What Sebastin Haffner achieved, was to make history comprehensible and exciting again. He explained motives, thoughts, plans and the decision-making of the people, and did not just focus on the kings, queens and other political leaders but also gave examples about the mood amongst ordinary people living and coping in extraordinary times. And this was not his only achievement: he explained history in order to understand how we got to the present situation and what the future is likely to bring.
Generally speaking, his explanations on for example how Bismarck united the counties to form a federal German state pretty much still explains on why there has never been a serious conflict or struggle for independence by one of its parts. He also explained the motives behind late 19th century home affairs policy brilliantly, why Germany did not have (m)any colonies or that the introduction of the social security system was started in order to discourage public support for the socialist party or other revolutionary tendencies.
So after we reached Bismarck, history lessons got all much more exciting again. Only later, when reading Sebastian Haffner’s work “The Ailing Empire” my impression then was, that the school text books seemed to have plagiarised its content, with a nice pick’n choose of historical details and reasoning omitted because of non-approval by the relevant education ministry. Like, the assassination of Karl Liebknecht and Rosa Luxembourg by the early socialist party leaders (SPD) was brushed over very generously, but are nicely and in depth detailed in Haffner’s book about 1918/1919 plus the effects it had on the state of democracy in a young German republic. Oh, and the fact that Hitler was first introduced to the Nazi movement as a police spy. Or read Haffner’s ”The Meaning of Hitler”.
So,in summary and especially in his book “Defying Hitler”, Haffner also achieved to explain to later generations like me, how it was possible that the Nazi Reich and the Holocaust happened, how Hitler could have gained popular support and how a young democracy got transformed into a totalitarian regime.
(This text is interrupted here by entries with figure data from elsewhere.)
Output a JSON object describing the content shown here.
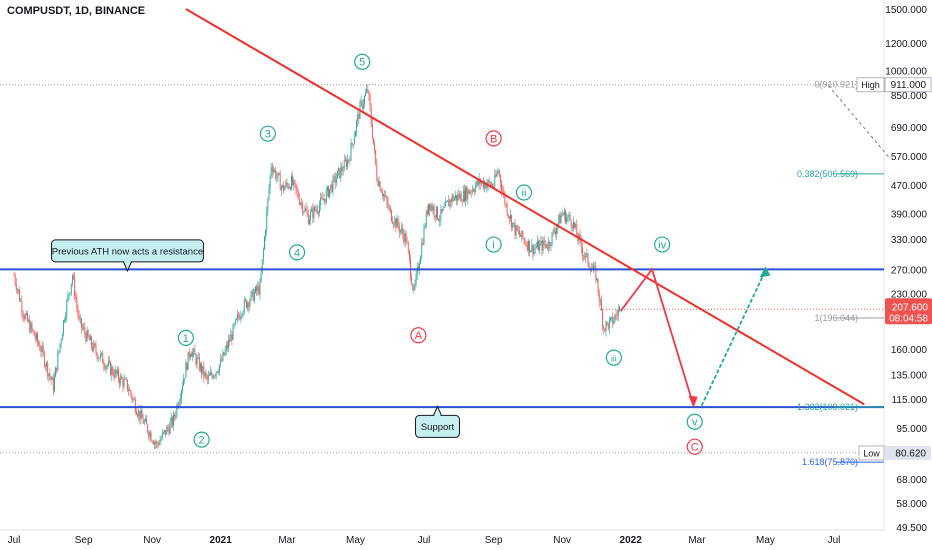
{
  "symbol_title": "COMPUSDT, 1D, BINANCE",
  "colors": {
    "up": "#26a69a",
    "down": "#ef5350",
    "trend": "#f0302a",
    "level": "#2952d9",
    "wave": "#22ab94",
    "corrective": "#f23645",
    "projection_down": "#f23645",
    "projection_up": "#22ab94",
    "fib_blue": "#2962ff",
    "callout_bg": "#c6efef"
  },
  "chart_data": {
    "type": "candlestick",
    "title": "COMPUSDT, 1D, BINANCE",
    "y_scale": "log",
    "ylim": [
      49.5,
      1500
    ],
    "x_ticks": [
      "Jul",
      "Sep",
      "Nov",
      "2021",
      "Mar",
      "May",
      "Jul",
      "Sep",
      "Nov",
      "2022",
      "Mar",
      "May",
      "Jul"
    ],
    "y_ticks": [
      "1500.000",
      "1200.000",
      "1000.000",
      "850.000",
      "690.000",
      "570.000",
      "470.000",
      "390.000",
      "330.000",
      "270.000",
      "230.000",
      "160.000",
      "135.000",
      "115.000",
      "95.000",
      "80.620",
      "68.000",
      "58.000",
      "49.500"
    ],
    "y_tick_values": [
      1500,
      1200,
      1000,
      850,
      690,
      570,
      470,
      390,
      330,
      270,
      230,
      160,
      135,
      115,
      95,
      80.62,
      68,
      58,
      49.5
    ],
    "price_path": [
      [
        "2020-07-01",
        260
      ],
      [
        "2020-07-10",
        200
      ],
      [
        "2020-07-25",
        160
      ],
      [
        "2020-08-05",
        125
      ],
      [
        "2020-08-15",
        200
      ],
      [
        "2020-08-22",
        260
      ],
      [
        "2020-08-28",
        190
      ],
      [
        "2020-09-10",
        160
      ],
      [
        "2020-09-25",
        140
      ],
      [
        "2020-10-10",
        125
      ],
      [
        "2020-10-20",
        105
      ],
      [
        "2020-11-05",
        85
      ],
      [
        "2020-11-20",
        100
      ],
      [
        "2020-12-05",
        160
      ],
      [
        "2020-12-20",
        130
      ],
      [
        "2021-01-01",
        145
      ],
      [
        "2021-01-20",
        210
      ],
      [
        "2021-02-05",
        240
      ],
      [
        "2021-02-15",
        540
      ],
      [
        "2021-02-25",
        460
      ],
      [
        "2021-03-05",
        480
      ],
      [
        "2021-03-20",
        380
      ],
      [
        "2021-04-01",
        420
      ],
      [
        "2021-04-15",
        500
      ],
      [
        "2021-04-25",
        560
      ],
      [
        "2021-05-05",
        780
      ],
      [
        "2021-05-12",
        880
      ],
      [
        "2021-05-20",
        500
      ],
      [
        "2021-06-01",
        390
      ],
      [
        "2021-06-15",
        330
      ],
      [
        "2021-06-22",
        230
      ],
      [
        "2021-07-05",
        420
      ],
      [
        "2021-07-15",
        380
      ],
      [
        "2021-07-25",
        430
      ],
      [
        "2021-08-05",
        440
      ],
      [
        "2021-08-20",
        480
      ],
      [
        "2021-09-01",
        470
      ],
      [
        "2021-09-05",
        520
      ],
      [
        "2021-09-12",
        410
      ],
      [
        "2021-09-20",
        350
      ],
      [
        "2021-10-05",
        310
      ],
      [
        "2021-10-20",
        320
      ],
      [
        "2021-11-01",
        390
      ],
      [
        "2021-11-10",
        370
      ],
      [
        "2021-11-20",
        300
      ],
      [
        "2021-12-01",
        260
      ],
      [
        "2021-12-08",
        185
      ],
      [
        "2021-12-15",
        190
      ],
      [
        "2021-12-22",
        207.6
      ]
    ],
    "last_price": "207.600",
    "countdown": "08:04:58",
    "high_price": "911.000",
    "low_price": "80.620",
    "high_label": "High",
    "low_label": "Low",
    "fib_levels": [
      {
        "label": "0(910.921)",
        "value": 910.921
      },
      {
        "label": "0.382(506.569)",
        "value": 506.569
      },
      {
        "label": "1(196.044)",
        "value": 196.044
      },
      {
        "label": "1.382(109.021)",
        "value": 109.021
      },
      {
        "label": "1.618(75.870)",
        "value": 75.87
      }
    ],
    "horizontal_levels": [
      270,
      109
    ],
    "trendline": [
      [
        "2020-12-01",
        1500
      ],
      [
        "2022-07-28",
        111
      ]
    ],
    "projection_down": [
      [
        "2021-12-23",
        205
      ],
      [
        "2022-01-20",
        270
      ],
      [
        "2022-02-26",
        110
      ]
    ],
    "projection_up": [
      [
        "2022-02-26",
        110
      ],
      [
        "2022-05-01",
        268
      ]
    ],
    "dashed_projection": [
      [
        "2022-06-26",
        906
      ],
      [
        "2022-08-20",
        560
      ]
    ],
    "wave_labels": [
      {
        "text": "1",
        "date": "2020-12-01",
        "price": 172,
        "style": "impulse"
      },
      {
        "text": "2",
        "date": "2020-12-15",
        "price": 88,
        "style": "impulse"
      },
      {
        "text": "3",
        "date": "2021-02-12",
        "price": 660,
        "style": "impulse"
      },
      {
        "text": "4",
        "date": "2021-03-10",
        "price": 302,
        "style": "impulse"
      },
      {
        "text": "5",
        "date": "2021-05-07",
        "price": 1060,
        "style": "impulse"
      },
      {
        "text": "A",
        "date": "2021-06-26",
        "price": 175,
        "style": "corrective"
      },
      {
        "text": "B",
        "date": "2021-09-01",
        "price": 640,
        "style": "corrective"
      },
      {
        "text": "C",
        "date": "2022-02-27",
        "price": 84,
        "style": "corrective"
      },
      {
        "text": "i",
        "date": "2021-09-01",
        "price": 318,
        "style": "minor"
      },
      {
        "text": "ii",
        "date": "2021-09-28",
        "price": 448,
        "style": "minor"
      },
      {
        "text": "iii",
        "date": "2021-12-17",
        "price": 151,
        "style": "minor"
      },
      {
        "text": "iv",
        "date": "2022-01-29",
        "price": 318,
        "style": "minor"
      },
      {
        "text": "v",
        "date": "2022-02-27",
        "price": 99,
        "style": "minor"
      }
    ],
    "callouts": [
      {
        "text": "Previous ATH now acts a resistance",
        "date": "2020-10-10",
        "price": 305
      },
      {
        "text": "Support",
        "date": "2021-07-13",
        "price": 96
      }
    ]
  }
}
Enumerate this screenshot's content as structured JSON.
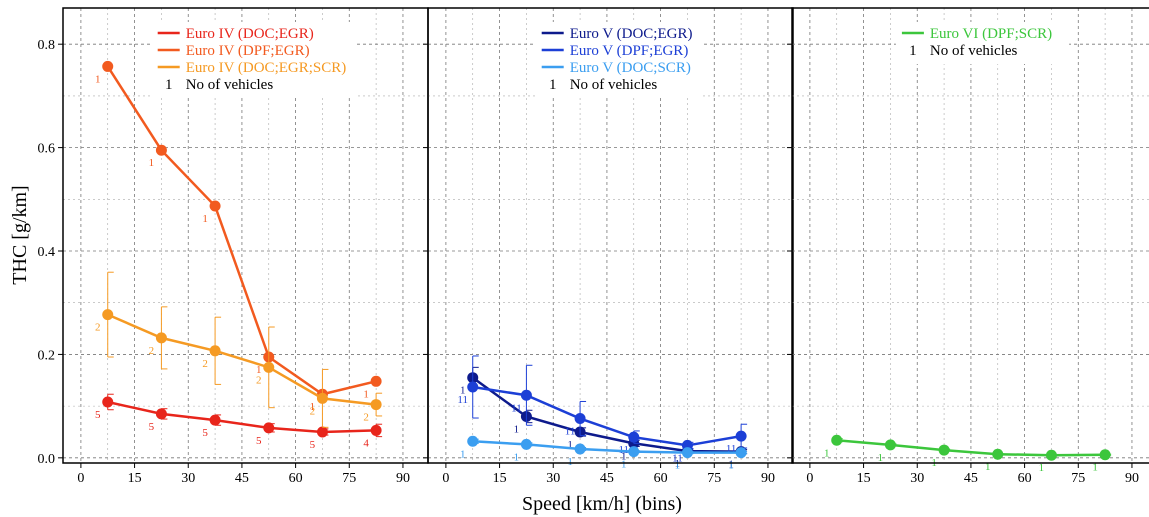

Given that most of the older generation did not – and if alive, still does not – want to talk about that dark part of history, apart from personal family anecdotes such as “and then Uncle Herbert threw the burning Christmas tree out of the window” or “we were lucky because the bomb flew into the cesspool”, the Haffner’s books, in particular his memoirs, were and are incredibly important to understand history from an egalitarian perspective.
So, and that’s that for another hundred years.
At least for commemorating Haffner – I hope I am allowed back here earlier with another subject.
But, if there is one regret on this special day; then it is that we can not celebrate his temporary presence on this planet by reading his Observer articles on the brandnew Digital Archive for free.